A hush falls over the Glenn Miller Ballroom at the University of Colorado as over a thousand peopel slide to the edge of their seats in anticipation. Tension fills the air as the final event is readied; and event so close to the hearts of the audience that not a single chair is left vacant for fear of losing it to one of the many in the overflow crowd.
What is this, you wonder? What could capture the attention of so many people at a university as large and diverse at CU? It's the finals of the Annual Trivia Bowl, the most popular non-athletic event on campus.
The Annual Trivia Bowl has its roots in the nationally televised G.E. College Bowl - a show pitting the skill of one college against that of another in a test of knowledge. Dr. David Bowen, head coach of CU's undefeated 1967 College Bowl team and professor at the College of Business and Administration, combined the structure of the College Bowl and the subject matter of pop culture into a contest of trivia skill.

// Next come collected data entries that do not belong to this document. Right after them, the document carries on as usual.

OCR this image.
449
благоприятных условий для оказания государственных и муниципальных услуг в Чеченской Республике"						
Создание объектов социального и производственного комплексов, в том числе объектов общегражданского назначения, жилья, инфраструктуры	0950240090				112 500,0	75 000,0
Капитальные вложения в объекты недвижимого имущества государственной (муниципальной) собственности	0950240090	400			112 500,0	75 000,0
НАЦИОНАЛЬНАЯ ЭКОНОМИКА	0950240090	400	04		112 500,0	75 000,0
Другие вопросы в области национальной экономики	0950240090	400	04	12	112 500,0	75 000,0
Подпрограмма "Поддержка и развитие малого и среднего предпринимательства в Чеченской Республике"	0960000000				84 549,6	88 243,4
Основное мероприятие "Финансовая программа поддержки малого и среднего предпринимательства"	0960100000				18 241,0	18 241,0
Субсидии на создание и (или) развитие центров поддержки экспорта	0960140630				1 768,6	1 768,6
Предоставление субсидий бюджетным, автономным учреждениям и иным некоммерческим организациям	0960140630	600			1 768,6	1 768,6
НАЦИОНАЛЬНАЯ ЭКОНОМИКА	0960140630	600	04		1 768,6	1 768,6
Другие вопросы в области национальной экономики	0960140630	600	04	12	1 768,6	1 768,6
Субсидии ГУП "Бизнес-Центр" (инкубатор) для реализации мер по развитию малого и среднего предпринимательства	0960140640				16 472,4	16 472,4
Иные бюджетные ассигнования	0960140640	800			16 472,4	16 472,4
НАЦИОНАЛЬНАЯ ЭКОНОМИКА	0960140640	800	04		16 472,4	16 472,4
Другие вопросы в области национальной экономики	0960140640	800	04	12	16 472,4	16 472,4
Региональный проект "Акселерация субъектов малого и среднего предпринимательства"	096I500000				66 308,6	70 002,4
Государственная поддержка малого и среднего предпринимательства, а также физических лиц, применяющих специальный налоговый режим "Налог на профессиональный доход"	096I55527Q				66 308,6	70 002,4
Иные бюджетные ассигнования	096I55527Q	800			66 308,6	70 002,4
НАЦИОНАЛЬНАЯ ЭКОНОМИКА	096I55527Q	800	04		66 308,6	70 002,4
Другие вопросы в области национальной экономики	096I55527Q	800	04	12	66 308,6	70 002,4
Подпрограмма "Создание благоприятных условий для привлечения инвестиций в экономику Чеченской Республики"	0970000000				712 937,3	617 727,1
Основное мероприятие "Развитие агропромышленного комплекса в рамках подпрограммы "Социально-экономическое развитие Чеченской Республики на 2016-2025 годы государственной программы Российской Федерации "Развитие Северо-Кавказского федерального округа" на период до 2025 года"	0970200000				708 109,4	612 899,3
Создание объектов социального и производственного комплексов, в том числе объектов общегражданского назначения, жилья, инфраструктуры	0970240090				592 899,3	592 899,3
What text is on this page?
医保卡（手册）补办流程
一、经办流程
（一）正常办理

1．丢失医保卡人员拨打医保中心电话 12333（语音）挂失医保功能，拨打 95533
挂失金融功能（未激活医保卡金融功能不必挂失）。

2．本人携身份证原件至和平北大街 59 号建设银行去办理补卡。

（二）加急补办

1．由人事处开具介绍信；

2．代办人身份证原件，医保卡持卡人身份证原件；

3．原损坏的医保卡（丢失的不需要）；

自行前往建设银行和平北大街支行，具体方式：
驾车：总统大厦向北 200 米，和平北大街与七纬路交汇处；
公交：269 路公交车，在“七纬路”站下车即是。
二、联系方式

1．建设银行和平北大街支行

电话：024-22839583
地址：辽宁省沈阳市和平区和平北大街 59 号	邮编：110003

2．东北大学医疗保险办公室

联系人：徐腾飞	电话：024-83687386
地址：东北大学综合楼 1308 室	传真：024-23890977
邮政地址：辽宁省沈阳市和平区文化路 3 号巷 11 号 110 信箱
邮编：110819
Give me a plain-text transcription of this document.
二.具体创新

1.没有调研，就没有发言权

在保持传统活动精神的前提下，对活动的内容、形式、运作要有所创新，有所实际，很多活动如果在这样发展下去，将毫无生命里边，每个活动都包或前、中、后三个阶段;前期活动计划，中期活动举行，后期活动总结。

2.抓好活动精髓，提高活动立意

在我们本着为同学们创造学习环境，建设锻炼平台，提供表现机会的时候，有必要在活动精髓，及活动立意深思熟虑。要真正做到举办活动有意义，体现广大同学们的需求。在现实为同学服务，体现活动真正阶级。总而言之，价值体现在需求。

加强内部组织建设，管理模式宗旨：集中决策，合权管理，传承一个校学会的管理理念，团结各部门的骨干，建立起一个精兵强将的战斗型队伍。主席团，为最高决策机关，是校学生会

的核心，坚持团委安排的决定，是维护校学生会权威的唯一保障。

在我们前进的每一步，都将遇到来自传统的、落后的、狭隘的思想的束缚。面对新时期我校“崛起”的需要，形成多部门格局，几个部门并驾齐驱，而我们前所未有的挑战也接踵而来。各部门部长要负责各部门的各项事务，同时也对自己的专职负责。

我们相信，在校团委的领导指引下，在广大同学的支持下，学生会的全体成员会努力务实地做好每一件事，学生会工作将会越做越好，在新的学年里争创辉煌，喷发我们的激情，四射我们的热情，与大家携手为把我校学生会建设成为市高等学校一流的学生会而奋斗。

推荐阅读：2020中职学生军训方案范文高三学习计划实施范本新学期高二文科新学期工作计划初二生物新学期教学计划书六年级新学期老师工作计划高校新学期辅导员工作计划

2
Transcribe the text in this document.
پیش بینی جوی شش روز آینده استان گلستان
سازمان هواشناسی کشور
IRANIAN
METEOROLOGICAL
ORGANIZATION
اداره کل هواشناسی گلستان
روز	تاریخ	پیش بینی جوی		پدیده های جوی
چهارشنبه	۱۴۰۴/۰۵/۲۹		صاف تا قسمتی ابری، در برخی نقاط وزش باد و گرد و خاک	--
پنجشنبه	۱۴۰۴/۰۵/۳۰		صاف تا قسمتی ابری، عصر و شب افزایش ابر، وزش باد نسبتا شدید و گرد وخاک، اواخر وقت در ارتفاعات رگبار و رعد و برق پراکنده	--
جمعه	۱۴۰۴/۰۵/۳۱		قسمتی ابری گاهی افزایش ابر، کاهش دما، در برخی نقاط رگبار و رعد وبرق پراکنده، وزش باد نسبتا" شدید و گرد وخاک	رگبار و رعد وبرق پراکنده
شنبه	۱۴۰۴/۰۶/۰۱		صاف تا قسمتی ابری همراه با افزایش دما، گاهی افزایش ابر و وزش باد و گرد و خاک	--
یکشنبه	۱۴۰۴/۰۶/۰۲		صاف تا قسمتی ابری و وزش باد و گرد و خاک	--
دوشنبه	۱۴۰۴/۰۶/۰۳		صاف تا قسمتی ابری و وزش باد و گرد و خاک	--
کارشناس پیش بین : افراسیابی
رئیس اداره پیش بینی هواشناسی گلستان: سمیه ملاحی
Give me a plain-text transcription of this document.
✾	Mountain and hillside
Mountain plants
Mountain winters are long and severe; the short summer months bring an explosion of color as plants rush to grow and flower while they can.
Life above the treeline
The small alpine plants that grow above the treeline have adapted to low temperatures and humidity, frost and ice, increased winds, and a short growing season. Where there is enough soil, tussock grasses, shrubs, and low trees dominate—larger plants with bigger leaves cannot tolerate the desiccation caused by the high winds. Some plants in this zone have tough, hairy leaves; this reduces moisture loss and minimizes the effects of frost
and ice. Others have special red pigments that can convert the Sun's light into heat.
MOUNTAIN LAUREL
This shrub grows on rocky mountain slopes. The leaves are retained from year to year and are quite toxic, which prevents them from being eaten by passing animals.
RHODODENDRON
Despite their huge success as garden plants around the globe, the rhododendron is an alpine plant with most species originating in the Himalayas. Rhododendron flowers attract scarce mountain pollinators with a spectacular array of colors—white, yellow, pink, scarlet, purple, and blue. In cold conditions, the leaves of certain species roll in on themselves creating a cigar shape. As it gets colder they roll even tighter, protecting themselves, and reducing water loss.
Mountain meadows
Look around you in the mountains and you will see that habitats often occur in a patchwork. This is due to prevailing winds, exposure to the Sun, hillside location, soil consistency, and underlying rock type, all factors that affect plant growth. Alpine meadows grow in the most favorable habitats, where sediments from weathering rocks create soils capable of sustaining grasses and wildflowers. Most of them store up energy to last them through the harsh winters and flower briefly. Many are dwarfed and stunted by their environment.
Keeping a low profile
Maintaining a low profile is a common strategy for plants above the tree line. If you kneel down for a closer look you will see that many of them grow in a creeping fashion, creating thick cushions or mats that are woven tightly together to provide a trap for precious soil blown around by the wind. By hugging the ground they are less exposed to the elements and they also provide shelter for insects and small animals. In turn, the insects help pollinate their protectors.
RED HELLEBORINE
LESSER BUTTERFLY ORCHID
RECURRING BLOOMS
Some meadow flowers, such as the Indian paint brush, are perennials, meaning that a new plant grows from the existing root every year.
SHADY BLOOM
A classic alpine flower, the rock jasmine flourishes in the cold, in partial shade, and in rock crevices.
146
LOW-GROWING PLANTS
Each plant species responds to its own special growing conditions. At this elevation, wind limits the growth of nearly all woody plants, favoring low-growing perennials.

The bowl grew gradually in size. With the first bowl having 32 competing teams, that number grew to 48 teams the next year, 56 teams in 1980, and in 1983 to 64 teams.
Originally, the single elimination competition brackets were drawn at random. Starting in 1971 a seeding test was instituted, whereby teams who did well on the written exam were kept separate in the early rounds. Teams at this time were bracketed on a first-come, first-serve basis until 1983, when the top 64 teams were selected to compete out of the 90-plus teams that applied.
The bowl is organized by two groups. The first being Program Council who handles the technical aspects of the bowl such as promotion, t-shirt design and sales, programs, production, ans scheduling. The second group is the judges who are former bowl players and champions. They now devote a large amount of time to question-writing, seed test-grading, and determining the bracketing of teams. Over 5,000 questions will be asked during the week of Trivia Bowl and over 70% of those will never have been asked before.